Apesar de o programa incluir actividades lúdicas e de lazer, a componente científica é privilegiada. O reitor não esconde que pretende captar "não só os melhores, mas os melhores de todo o país", promovendo "a UTL como instituição de referência num momento em que as dificuldades económicas levam as famílias a basear no critério da localização geográfica a escolha da universidade". 

Os rankings, que se multiplicam nas mais diferentes áreas, e a promoção de uma imagem de prestígio, sublinha ainda o reitor, "exigem alunos que se destaquem, com capacidade para se tornarem, no futuro, produtores de conhecimento", considera.

Para organizar o Verão da Técnica, a UTL inspirou-se na Universidade Júnior do Porto (http://universidadejunior.up.pt), que já foi apresentada como modelo na European Children"s Universities Network (EUCU.Net), uma rede de universidades promotoras de programas de educação científica. 

Com protocolos com cerca de cem câmaras municipais, a UP recebe anualmente, no Verão, cinco mil alunos dos 11 aos 17 anos, oriundos de todos os pontos do país.

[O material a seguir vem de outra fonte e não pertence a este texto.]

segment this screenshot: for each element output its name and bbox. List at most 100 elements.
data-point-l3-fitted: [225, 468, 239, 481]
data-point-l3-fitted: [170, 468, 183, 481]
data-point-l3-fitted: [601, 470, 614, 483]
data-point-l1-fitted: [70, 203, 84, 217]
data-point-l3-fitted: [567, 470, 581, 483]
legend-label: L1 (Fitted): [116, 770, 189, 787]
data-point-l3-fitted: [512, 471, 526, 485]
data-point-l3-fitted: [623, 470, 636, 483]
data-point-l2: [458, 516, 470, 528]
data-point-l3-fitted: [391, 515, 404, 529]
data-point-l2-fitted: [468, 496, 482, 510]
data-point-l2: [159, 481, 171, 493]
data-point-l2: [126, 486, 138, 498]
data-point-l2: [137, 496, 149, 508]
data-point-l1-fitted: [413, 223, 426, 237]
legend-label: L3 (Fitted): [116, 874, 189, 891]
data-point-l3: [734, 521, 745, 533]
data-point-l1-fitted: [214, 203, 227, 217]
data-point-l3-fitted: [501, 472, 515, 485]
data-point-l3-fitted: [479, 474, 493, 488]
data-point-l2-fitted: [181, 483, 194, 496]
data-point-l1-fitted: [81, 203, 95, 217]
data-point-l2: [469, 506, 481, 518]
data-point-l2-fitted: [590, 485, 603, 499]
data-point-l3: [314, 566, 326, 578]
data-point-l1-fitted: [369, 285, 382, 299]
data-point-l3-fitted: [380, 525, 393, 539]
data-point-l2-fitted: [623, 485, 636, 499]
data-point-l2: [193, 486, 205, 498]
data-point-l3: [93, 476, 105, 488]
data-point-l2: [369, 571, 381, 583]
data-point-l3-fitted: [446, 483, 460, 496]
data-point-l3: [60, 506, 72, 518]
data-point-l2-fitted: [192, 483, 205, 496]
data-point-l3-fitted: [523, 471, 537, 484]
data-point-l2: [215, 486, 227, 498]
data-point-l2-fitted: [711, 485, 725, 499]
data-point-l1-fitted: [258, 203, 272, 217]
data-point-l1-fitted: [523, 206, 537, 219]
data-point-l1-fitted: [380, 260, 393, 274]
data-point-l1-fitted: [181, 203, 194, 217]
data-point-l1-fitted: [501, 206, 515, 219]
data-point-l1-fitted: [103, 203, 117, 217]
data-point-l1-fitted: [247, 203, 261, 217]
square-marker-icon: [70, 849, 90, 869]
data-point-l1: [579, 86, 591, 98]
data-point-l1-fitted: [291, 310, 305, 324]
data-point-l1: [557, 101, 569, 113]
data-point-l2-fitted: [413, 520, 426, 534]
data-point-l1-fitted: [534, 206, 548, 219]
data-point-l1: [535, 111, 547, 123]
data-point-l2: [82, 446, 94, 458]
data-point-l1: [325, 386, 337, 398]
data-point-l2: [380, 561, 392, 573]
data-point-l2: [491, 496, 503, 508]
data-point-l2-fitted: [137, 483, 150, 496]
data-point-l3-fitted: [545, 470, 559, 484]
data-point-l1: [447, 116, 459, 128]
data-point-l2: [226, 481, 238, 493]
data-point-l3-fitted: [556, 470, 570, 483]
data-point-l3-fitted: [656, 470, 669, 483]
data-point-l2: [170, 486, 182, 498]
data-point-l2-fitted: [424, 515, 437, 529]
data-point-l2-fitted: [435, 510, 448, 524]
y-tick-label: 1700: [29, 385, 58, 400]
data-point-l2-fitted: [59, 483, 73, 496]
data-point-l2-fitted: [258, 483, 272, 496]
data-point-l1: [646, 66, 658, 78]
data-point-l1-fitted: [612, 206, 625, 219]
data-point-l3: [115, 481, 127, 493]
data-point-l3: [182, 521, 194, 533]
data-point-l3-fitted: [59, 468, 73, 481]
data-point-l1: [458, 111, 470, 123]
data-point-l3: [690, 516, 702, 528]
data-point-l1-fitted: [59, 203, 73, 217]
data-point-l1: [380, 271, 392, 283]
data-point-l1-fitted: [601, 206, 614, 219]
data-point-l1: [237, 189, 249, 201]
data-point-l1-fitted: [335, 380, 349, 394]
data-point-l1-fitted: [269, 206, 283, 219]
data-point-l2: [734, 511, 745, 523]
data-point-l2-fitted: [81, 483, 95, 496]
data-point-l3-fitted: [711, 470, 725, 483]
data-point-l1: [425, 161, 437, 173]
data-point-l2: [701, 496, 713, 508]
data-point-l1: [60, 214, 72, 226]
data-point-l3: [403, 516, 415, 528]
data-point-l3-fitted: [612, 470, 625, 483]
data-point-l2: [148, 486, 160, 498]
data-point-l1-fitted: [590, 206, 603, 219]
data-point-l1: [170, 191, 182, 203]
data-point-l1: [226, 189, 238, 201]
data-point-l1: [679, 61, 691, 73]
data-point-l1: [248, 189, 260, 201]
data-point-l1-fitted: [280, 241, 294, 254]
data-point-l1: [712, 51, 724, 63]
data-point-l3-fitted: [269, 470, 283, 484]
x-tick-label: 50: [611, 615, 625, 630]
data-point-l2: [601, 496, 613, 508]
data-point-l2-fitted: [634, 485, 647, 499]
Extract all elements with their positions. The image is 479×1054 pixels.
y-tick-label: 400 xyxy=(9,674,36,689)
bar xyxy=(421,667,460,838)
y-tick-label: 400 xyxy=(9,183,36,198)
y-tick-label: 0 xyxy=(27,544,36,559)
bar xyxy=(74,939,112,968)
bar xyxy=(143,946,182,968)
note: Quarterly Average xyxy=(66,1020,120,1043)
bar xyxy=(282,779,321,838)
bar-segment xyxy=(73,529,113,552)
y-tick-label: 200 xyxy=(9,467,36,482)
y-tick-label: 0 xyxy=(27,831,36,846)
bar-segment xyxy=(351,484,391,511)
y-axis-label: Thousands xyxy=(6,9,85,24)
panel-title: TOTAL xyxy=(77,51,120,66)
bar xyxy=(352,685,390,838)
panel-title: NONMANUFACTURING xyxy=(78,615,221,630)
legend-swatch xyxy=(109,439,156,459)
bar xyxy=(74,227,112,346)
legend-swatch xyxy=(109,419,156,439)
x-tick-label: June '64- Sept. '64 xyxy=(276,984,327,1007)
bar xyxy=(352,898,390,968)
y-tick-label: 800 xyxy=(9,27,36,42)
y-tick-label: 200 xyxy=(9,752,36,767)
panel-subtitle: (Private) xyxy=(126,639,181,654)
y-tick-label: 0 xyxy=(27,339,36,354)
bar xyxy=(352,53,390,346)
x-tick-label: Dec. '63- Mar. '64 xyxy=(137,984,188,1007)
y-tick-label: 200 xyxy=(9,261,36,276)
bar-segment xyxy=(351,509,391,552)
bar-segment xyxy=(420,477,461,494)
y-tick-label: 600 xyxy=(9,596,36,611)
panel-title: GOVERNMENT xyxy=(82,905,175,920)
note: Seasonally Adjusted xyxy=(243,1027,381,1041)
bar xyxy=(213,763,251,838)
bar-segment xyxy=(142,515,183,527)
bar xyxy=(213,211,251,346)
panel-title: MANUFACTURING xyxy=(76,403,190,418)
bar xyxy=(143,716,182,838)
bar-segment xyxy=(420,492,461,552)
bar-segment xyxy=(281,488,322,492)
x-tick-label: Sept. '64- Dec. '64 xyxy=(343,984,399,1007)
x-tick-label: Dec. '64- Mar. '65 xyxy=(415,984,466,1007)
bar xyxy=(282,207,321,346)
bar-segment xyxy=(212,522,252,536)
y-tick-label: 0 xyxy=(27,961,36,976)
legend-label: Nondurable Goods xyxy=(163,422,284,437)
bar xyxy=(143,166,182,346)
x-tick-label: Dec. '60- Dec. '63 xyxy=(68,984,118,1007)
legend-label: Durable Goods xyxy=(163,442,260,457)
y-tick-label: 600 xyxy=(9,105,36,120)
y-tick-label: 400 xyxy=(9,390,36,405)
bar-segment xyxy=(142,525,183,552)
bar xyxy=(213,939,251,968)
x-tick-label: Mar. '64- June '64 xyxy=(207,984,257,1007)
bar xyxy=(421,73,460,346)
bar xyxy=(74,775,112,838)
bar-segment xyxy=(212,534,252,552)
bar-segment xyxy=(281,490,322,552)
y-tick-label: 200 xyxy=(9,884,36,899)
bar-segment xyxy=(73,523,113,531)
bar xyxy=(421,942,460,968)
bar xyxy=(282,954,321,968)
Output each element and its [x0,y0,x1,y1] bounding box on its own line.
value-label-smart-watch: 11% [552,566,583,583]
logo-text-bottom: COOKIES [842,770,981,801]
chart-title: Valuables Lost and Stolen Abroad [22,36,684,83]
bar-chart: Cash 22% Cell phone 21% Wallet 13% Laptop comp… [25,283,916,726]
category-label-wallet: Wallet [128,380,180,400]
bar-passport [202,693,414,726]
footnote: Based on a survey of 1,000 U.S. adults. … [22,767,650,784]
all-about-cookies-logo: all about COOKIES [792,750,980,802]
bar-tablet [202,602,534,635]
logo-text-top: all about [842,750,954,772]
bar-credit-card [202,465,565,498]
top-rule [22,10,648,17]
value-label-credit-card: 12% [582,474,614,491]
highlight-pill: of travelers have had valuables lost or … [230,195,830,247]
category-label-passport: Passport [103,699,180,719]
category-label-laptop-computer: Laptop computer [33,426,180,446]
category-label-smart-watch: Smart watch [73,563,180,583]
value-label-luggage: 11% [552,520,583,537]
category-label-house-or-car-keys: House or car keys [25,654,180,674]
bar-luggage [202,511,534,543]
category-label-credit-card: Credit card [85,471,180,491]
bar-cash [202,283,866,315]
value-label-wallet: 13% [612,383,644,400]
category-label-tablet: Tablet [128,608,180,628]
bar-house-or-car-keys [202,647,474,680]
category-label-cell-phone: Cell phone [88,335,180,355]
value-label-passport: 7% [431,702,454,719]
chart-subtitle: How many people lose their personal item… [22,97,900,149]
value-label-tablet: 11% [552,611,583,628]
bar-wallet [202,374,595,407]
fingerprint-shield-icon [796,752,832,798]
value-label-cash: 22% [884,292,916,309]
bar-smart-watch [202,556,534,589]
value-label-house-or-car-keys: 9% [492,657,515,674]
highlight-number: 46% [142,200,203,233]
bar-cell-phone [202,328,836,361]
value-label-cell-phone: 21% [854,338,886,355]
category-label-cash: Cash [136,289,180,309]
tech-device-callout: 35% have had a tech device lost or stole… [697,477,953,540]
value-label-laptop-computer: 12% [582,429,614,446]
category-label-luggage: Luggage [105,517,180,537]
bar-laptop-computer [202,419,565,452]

O vice-reitor da UP, que coordena o projecto, António Teixeira Marques, realça que, com o investimento anual de meio milhão de euros nesta iniciativa, a instituição cumpre a sua responsabilidade de divulgação da ciência. 

Ainda assim, há dados que provam que há algum retorno: cerca de 20 por cento dos jovens que, em anos anteriores, participaram na Universidade Júnior, colocaram cursos da UP como primeira opção quando se candidataram ao ensino superior na primeira fase, em 2010.

Procura superior à oferta

O problema, sublinha Teixeira Marques, não é a falta de alunos. Tal como noutras universidades com projectos semelhantes, na UP a procura é superior à oferta. O desafio, como diz o responsável, é que as vagas sejam ocupadas "por jovens com talento, que formem a elite que desenvolverá o país". 

As bolsas (que são possíveis graças às parcerias com as câmaras) garantem, entretanto, que os melhores não deixam de participar na Universidade Júnior devido a dificuldades financeiras.

 

A UP oferece diferentes programas, adequados à idade dos participantes ao longo de quatro semanas, a partir de 27 de Junho. No fim de Agosto e início de Setembro, recebe um grupo especial: alunos que frequentam o 10.º e o 11.º anos (em alguns casos apenas o 11.º), que são seleccionados com base nas classificações obtidas no ano lectivo anterior, para participarem nas escolas avançadas de introdução à investigação.Têm também experiência neste tipo de programas a Universidade de Aveiro, que já abriu inscrições para a Academia Verão(http://www.ua.pt/academiadeverao), a do Minho, que cumpre mais uma edição do Verão no Campus (http://www.veraonocampus.uminho.pt) e a de Coimbra, à espera de candidaturas para a Universidade de Verão (http://www.uc.pt/uv).

Nestas iniciativas, cada instituição procura marcar a diferença também fora do domínio exclusivamente científico, como explica a vice-reitora da Universidade de Coimbra, Clara Almeida Santos, que quer que os estudantes descubram o que é viver numa "cidade universitária". 

José Fernando Mendes, vice-reitor da Universidade de Aveiro, considera, no entanto, que a "estes alunos atrai principalmente a investigação". "Em apenas uma semana, envolvem-se, projectam, produzem, apresentam - são muito mais capazes, ambiciosos e até exigentes em relação aos professores do que se poderia imaginar", diz.